Follow up: What is the view on recent salary inflation?

We have seen some progress, and major wage inflation indicators have gradually fallen from the very high levels seen a year ago. We hope this process will continue.

Q15. Regarding salary inflation, has the committee mentioned recent strike issues such as Hollywood and the Automotive Workers’ Union?

The labor market is one of our core topics and is also part of the Fed’s dual mandate. However, many labor market issues are structural and cannot be resolved by Fed action, so while we are monitoring the developments of these events, we are not participating in discussions related to strikes.

Q16. What is the view on financial systemic risks, including commercial real estate and risks related to non-bank financial institutions?

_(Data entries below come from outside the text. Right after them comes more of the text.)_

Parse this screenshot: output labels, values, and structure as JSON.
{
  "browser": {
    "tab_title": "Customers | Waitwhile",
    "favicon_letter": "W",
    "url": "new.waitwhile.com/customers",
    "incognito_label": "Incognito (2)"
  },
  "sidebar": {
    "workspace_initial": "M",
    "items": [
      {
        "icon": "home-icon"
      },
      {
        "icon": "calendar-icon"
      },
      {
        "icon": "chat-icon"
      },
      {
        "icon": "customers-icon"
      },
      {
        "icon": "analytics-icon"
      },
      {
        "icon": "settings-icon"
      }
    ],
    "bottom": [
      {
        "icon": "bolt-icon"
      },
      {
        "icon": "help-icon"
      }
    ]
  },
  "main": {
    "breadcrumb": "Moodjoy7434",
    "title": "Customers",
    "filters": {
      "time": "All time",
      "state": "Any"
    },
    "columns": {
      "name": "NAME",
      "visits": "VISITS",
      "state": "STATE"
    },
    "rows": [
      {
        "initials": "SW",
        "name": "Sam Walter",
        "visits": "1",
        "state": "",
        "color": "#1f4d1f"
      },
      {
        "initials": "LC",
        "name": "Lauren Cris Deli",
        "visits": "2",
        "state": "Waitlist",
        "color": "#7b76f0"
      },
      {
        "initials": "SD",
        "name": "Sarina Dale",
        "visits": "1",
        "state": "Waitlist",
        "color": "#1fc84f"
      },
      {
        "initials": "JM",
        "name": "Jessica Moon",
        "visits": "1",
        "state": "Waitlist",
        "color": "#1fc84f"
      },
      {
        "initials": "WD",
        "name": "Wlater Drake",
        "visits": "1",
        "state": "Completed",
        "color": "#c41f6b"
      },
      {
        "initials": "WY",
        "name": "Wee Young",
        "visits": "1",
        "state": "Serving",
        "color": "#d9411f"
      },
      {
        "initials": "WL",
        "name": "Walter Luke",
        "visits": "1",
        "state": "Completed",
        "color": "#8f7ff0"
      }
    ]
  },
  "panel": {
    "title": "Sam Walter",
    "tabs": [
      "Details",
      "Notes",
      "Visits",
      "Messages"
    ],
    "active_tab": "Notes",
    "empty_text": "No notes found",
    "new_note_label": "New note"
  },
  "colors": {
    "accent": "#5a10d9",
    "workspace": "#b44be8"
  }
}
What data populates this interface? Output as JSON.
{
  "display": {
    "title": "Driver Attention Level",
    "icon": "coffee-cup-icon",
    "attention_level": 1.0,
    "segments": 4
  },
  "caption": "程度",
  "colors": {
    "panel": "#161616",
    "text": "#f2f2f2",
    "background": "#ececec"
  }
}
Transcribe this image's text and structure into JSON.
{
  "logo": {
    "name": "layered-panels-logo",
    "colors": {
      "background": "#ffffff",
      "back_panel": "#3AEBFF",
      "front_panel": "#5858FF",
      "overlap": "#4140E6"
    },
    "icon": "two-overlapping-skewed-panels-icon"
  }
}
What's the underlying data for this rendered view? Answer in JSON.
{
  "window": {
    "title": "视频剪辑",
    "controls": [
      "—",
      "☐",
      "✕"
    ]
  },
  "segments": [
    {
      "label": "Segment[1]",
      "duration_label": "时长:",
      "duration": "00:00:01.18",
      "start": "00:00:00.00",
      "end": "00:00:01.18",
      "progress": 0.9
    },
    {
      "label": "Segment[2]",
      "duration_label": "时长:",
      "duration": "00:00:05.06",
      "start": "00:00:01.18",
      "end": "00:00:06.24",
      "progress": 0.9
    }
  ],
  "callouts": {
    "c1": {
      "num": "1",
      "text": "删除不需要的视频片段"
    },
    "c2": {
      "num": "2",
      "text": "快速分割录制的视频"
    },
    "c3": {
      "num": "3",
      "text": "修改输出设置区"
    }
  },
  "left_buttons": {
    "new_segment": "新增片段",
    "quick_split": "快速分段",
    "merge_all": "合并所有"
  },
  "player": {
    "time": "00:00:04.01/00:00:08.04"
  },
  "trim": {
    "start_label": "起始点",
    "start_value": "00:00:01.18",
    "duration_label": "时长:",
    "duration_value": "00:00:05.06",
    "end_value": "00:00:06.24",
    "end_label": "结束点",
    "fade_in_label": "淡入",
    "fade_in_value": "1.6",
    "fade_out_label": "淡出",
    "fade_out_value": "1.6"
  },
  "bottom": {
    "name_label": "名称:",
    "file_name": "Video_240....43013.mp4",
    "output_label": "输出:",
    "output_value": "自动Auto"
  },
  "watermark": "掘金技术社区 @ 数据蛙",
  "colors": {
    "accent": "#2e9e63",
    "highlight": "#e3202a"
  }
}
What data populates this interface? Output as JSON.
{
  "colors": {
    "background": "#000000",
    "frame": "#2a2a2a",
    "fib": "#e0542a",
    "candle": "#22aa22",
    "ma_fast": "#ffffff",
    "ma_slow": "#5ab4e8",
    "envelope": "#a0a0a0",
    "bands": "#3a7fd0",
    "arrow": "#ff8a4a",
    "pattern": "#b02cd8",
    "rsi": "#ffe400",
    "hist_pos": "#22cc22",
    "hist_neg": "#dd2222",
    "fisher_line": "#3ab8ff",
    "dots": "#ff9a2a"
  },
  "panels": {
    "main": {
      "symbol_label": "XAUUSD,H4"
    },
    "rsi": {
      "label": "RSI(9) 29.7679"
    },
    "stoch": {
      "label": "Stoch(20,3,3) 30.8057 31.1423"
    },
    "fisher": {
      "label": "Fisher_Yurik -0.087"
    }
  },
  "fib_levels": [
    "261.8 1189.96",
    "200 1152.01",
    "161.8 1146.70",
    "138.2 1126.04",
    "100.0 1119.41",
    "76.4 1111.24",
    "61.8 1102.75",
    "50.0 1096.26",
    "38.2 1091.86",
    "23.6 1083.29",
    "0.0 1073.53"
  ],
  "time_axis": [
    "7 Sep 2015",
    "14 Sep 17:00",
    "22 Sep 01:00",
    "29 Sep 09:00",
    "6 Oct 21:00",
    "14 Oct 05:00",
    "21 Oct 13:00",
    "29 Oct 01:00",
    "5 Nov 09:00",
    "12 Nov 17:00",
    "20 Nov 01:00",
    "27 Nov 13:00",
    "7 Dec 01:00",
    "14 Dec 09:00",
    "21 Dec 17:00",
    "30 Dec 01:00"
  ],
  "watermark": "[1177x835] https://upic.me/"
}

Regarding commercial real estate, there are a large number of commercial real estate-related assets in the banking system, with a large proportion concentrated in small banks. We expect these banks to incur losses, and banks with concentrated holdings may suffer even greater losses. We are currently monitoring this issue, but commercial real estate risks are more likely to persist in the long term rather than erupt in the short term .

Regarding the non-bank financial sector, there are many ongoing government efforts to address issues related to the national debt market and non-bank finance. However, the Fed’s jurisdiction only includes banks and bank holding companies, which is also where our focus lies. We will also continue to monitor developments in this area. If credit tightening or other financial risks erupt and have an impact on the economy, we will include them in our interest rate decision considerations.